Author: Larry Chester


The company used Cash Basis accounting for their operating statements because taxes were calculated on a Cash Basis. When sales grew, profitability looked strong because cash came in within 48 hours, but the company’s bills weren’t due for 60 days. As a result, reporting always showed today’s sales with COGS from two months ago. When sales slowed, the company experienced a cash crunch for the first time.

  • Business – E-commerce retailer
  • Location – Central Wisconsin
  • Sales – $45,000,000 annually
  • Ownership – Two partners


Accurate financial reporting is critical for any company. Financial reporting must be on an Accrual Basis. Revenue and expenses for each transaction need to be aligned so that they fall into the same period—otherwise, true profitability is unknown. The bigger issue is that inaccurate reporting masks other financial issues.

To facilitate quick price moves on the internet, a homegrown computer program automatically set prices for their various on-line stores. Unfortunately, the program miscalculated costs, and in many instances, items were sold at a loss. To eliminate this problem, the company switched to well-known software that didn’t need continued testing and rewriting for accuracy.

A cash flow forecast was developed to manage the company’s cash shortfall. Knowing the amount of cash the company was going to have at any point in time allowed for better planning with suppliers for payments, future hiring, and buying inventory to support company growth.

The company had three major debtors, their bank, and two major suppliers for items the company sold. After a year of flat sales which resulted in shrinking cashflow, the company was near the top of their credit lines with all three. Intense negotiations with the two suppliers resulted in developing term notes with each.
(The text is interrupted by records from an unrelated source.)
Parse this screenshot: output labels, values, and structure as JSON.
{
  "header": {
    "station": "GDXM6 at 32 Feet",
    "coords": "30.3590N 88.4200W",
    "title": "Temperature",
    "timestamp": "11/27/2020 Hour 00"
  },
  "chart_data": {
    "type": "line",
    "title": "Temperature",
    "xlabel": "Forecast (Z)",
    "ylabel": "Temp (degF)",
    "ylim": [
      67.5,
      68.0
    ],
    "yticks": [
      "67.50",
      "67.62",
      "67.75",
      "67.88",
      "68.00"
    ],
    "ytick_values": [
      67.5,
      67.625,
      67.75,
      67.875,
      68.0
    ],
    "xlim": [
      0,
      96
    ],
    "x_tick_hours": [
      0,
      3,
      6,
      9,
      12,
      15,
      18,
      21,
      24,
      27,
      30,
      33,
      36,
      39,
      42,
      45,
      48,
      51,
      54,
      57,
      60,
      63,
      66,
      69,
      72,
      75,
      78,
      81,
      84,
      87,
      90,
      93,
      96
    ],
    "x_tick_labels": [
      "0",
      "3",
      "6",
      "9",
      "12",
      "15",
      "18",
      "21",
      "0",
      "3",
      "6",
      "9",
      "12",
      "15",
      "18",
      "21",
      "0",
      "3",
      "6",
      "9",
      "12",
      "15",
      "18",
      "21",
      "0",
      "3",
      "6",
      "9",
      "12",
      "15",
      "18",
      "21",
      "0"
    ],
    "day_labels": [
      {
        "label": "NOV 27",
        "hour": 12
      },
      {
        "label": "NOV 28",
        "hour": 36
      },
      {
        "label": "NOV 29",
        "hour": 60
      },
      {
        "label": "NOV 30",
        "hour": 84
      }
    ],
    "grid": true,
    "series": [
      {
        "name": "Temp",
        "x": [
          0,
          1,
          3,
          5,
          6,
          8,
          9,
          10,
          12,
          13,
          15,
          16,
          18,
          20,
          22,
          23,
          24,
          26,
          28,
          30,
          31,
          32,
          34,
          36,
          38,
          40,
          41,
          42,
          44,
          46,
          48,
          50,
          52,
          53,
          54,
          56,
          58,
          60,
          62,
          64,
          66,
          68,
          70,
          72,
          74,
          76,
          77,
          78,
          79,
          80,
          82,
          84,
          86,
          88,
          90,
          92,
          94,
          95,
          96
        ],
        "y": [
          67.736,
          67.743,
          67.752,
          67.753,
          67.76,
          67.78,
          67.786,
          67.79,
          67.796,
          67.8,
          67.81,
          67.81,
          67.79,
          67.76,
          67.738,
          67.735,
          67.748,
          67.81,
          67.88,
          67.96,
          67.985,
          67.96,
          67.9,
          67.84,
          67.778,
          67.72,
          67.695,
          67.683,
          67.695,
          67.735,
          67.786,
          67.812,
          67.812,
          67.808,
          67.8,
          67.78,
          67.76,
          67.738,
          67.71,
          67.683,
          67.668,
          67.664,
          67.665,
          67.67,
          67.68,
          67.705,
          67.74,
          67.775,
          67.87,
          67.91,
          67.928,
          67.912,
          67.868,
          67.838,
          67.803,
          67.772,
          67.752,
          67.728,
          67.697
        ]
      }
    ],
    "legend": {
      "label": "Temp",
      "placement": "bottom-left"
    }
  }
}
The new financial reports and cash flow forecasts brought a clearer picture of the business’ financial position to the owners. The company’s negotiations with the two major suppliers gave them the leeway they needed to be able to purchase more inventory to build profitable sales. Within the first year, they were able to cut their AP balance with both suppliers by 30%. The owners could finally take competitive salaries for the first time in 3 years.